FOR IMMEDIATE RELEASE
State Rep. Mike Sturla
Chairman, Democratic Policy Committee
Democratic Policy Committee studies impact
of education funding cuts
PITTSBURGH, Oct. 21 – The House Democratic Policy Committee heard from several western Pennsylvania education experts and school officials at a public hearing in Pittsburgh today to determine the impact the 2011 state budget has had on schools and to better assess what needs to be addressed in next year’s budget.
State Reps. Matt Smith, Dan Deasy and Chelsa Wagner, all D-Allegheny, served as its co-chairmen.
"I voted against the state budget because education investment is necessary to provide children and young adults with the tools necessary to compete in an ever-changing global economy," Smith said. "I predicted then, that the slashes to early childhood education, K-12 education, and higher education funding would have detrimental effects on our students and directly result in a generation of less-prepared, less-educated Pennsylvanians."
Smith continued, "Today we had the opportunity to hear directly from administrators and parents from local school districts, providers of support services and organizations that monitor education or study the effects on various populations in our region. Unfortunately, they confirmed my fears and it is clear that the draconian cuts are being felt in many ways."
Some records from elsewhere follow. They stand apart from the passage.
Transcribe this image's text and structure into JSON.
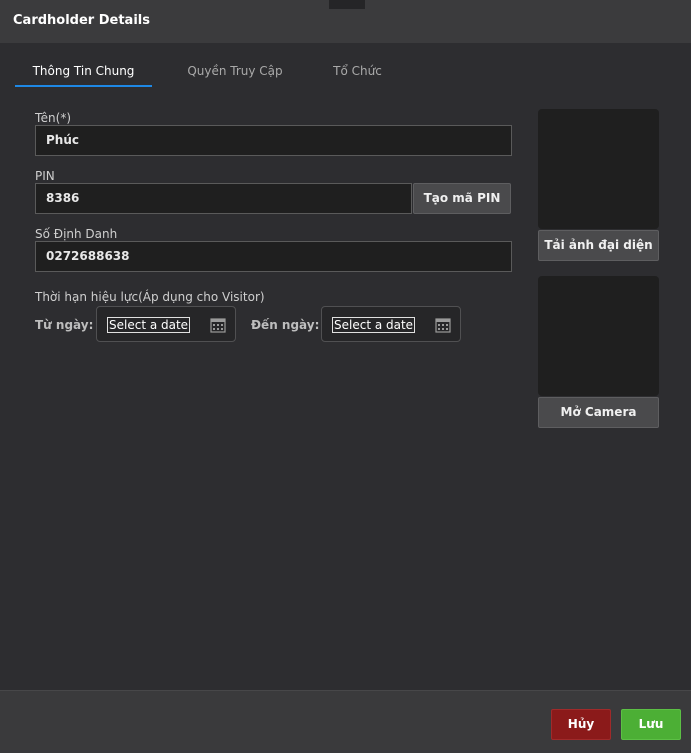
{
  "window": {
    "title": "Cardholder Details"
  },
  "tabs": [
    {
      "label": "Thông Tin Chung",
      "active": true
    },
    {
      "label": "Quyền Truy Cập",
      "active": false
    },
    {
      "label": "Tổ Chức",
      "active": false
    }
  ],
  "form": {
    "name_label": "Tên(*)",
    "name_value": "Phúc",
    "pin_label": "PIN",
    "pin_value": "8386",
    "generate_pin_label": "Tạo mã PIN",
    "id_label": "Số Định Danh",
    "id_value": "0272688638",
    "validity_label": "Thời hạn hiệu lực(Áp dụng cho Visitor)",
    "from_label": "Từ ngày:",
    "from_placeholder": "Select a date",
    "to_label": "Đến ngày:",
    "to_placeholder": "Select a date"
  },
  "photo": {
    "upload_label": "Tải ảnh đại diện",
    "camera_label": "Mở Camera"
  },
  "footer": {
    "cancel_label": "Hủy",
    "save_label": "Lưu"
  },
  "colors": {
    "accent": "#1e88e5",
    "cancel": "#8b1a1a",
    "save": "#4caf35"
  },
  "icons": [
    "calendar-icon"
  ]
}
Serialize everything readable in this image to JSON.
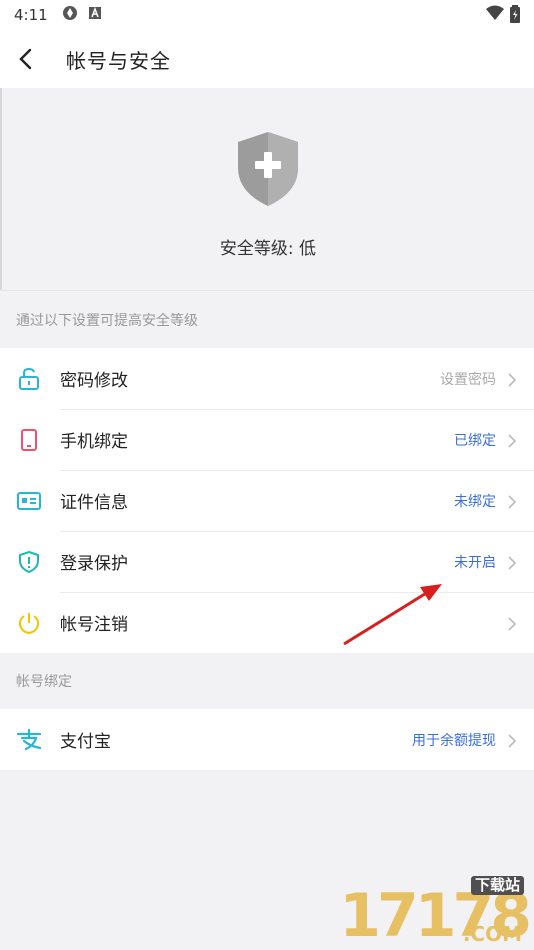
{
  "status_bar": {
    "time": "4:11"
  },
  "app_bar": {
    "title": "帐号与安全"
  },
  "security": {
    "level_text": "安全等级: 低"
  },
  "section1": {
    "title": "通过以下设置可提高安全等级"
  },
  "items": [
    {
      "label": "密码修改",
      "value": "设置密码",
      "icon": "unlock-icon",
      "value_color": "#aaaaaa"
    },
    {
      "label": "手机绑定",
      "value": "已绑定",
      "icon": "phone-icon",
      "value_color": "#3a6fd8"
    },
    {
      "label": "证件信息",
      "value": "未绑定",
      "icon": "id-card-icon",
      "value_color": "#3a6fd8"
    },
    {
      "label": "登录保护",
      "value": "未开启",
      "icon": "shield-exclamation-icon",
      "value_color": "#3a6fd8"
    },
    {
      "label": "帐号注销",
      "value": "",
      "icon": "power-icon"
    }
  ],
  "section2": {
    "title": "帐号绑定"
  },
  "bindings": [
    {
      "label": "支付宝",
      "value": "用于余额提现",
      "icon": "alipay-icon",
      "value_color": "#3a6fd8"
    }
  ],
  "watermark": {
    "number": "17178",
    "tag": "下载站",
    "suffix": ".COM"
  },
  "colors": {
    "accent_blue": "#3a6fd8",
    "icon_cyan": "#27b5d8",
    "icon_pink": "#f0506e",
    "icon_teal": "#1fb8b3",
    "icon_yellow": "#f5c400",
    "shield_gray": "#9c9c9c",
    "annotation_red": "#d61f1f"
  }
}
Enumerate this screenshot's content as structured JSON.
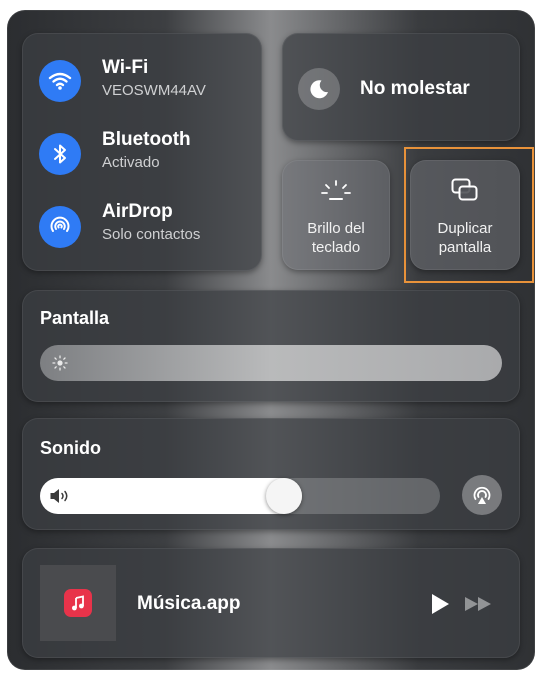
{
  "network": {
    "wifi": {
      "title": "Wi-Fi",
      "subtitle": "VEOSWM44AV"
    },
    "bluetooth": {
      "title": "Bluetooth",
      "subtitle": "Activado"
    },
    "airdrop": {
      "title": "AirDrop",
      "subtitle": "Solo contactos"
    }
  },
  "focus": {
    "label": "No molestar"
  },
  "keyboard_brightness": {
    "line1": "Brillo del",
    "line2": "teclado"
  },
  "screen_mirroring": {
    "line1": "Duplicar",
    "line2": "pantalla",
    "highlight_color": "#e8923a"
  },
  "display": {
    "title": "Pantalla",
    "brightness_level": 0.0
  },
  "sound": {
    "title": "Sonido",
    "volume_level": 0.62
  },
  "now_playing": {
    "app": "Música.app"
  },
  "colors": {
    "accent_blue": "#2f7bf5",
    "music_red": "#e8334a"
  }
}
"My vote against the budget was an attempt to prevent the problems that western Pennsylvania is currently facing. Just a few short months after the budget passed, we are already seeing the negative effects this budget is having on early childhood, K-12 and higher education, " Deasy said. "Today’s hearing provided an opportunity to hear from those affected by the drastic cuts to education and allows us to work on evaluating how we can better serve the needs of our children by adequately funding education in next year's budget."
"I opposed last year’s state budget because I believed it would be harmful to our schools and students. This hearing gave us the opportunity to hear from educators, parents and advocates experiencing firsthand how larger class sizes, less tutoring and fewer afterschool activities are truly affecting our children," Wagner said.
Those testifying at the hearing included Carey Harris, executive director, A+ Schools; William Hileman, executive board member-at-large and staff representative, Pittsburgh Federation of Teachers; Martha Isler, public policy director, Pittsburgh Association for the Education of Young Children; Channing Martin, government relations associate, Women and Girls Foundation of Southwestern Pennsylvania; Dr. Timothy Steinhauer, superintendent of schools, Mt. Lebanon School District; Nancy Aloi Rose, acting superintendent, Bethel Park School District; Dr. Reggie Bonfield, superintendent, Northgate School District; April Weitzel, parent, Carlynton School District; Brigitte Jackson, parent, Northgate School District; James Brophy, director of operations, Outreach Teen and Family Services Inc.; Jennifer Beagan, senior program director, Allegheny Intermediate Unit; and Patrick Sable, chief financial officer, Allegheny Intermediate Unit.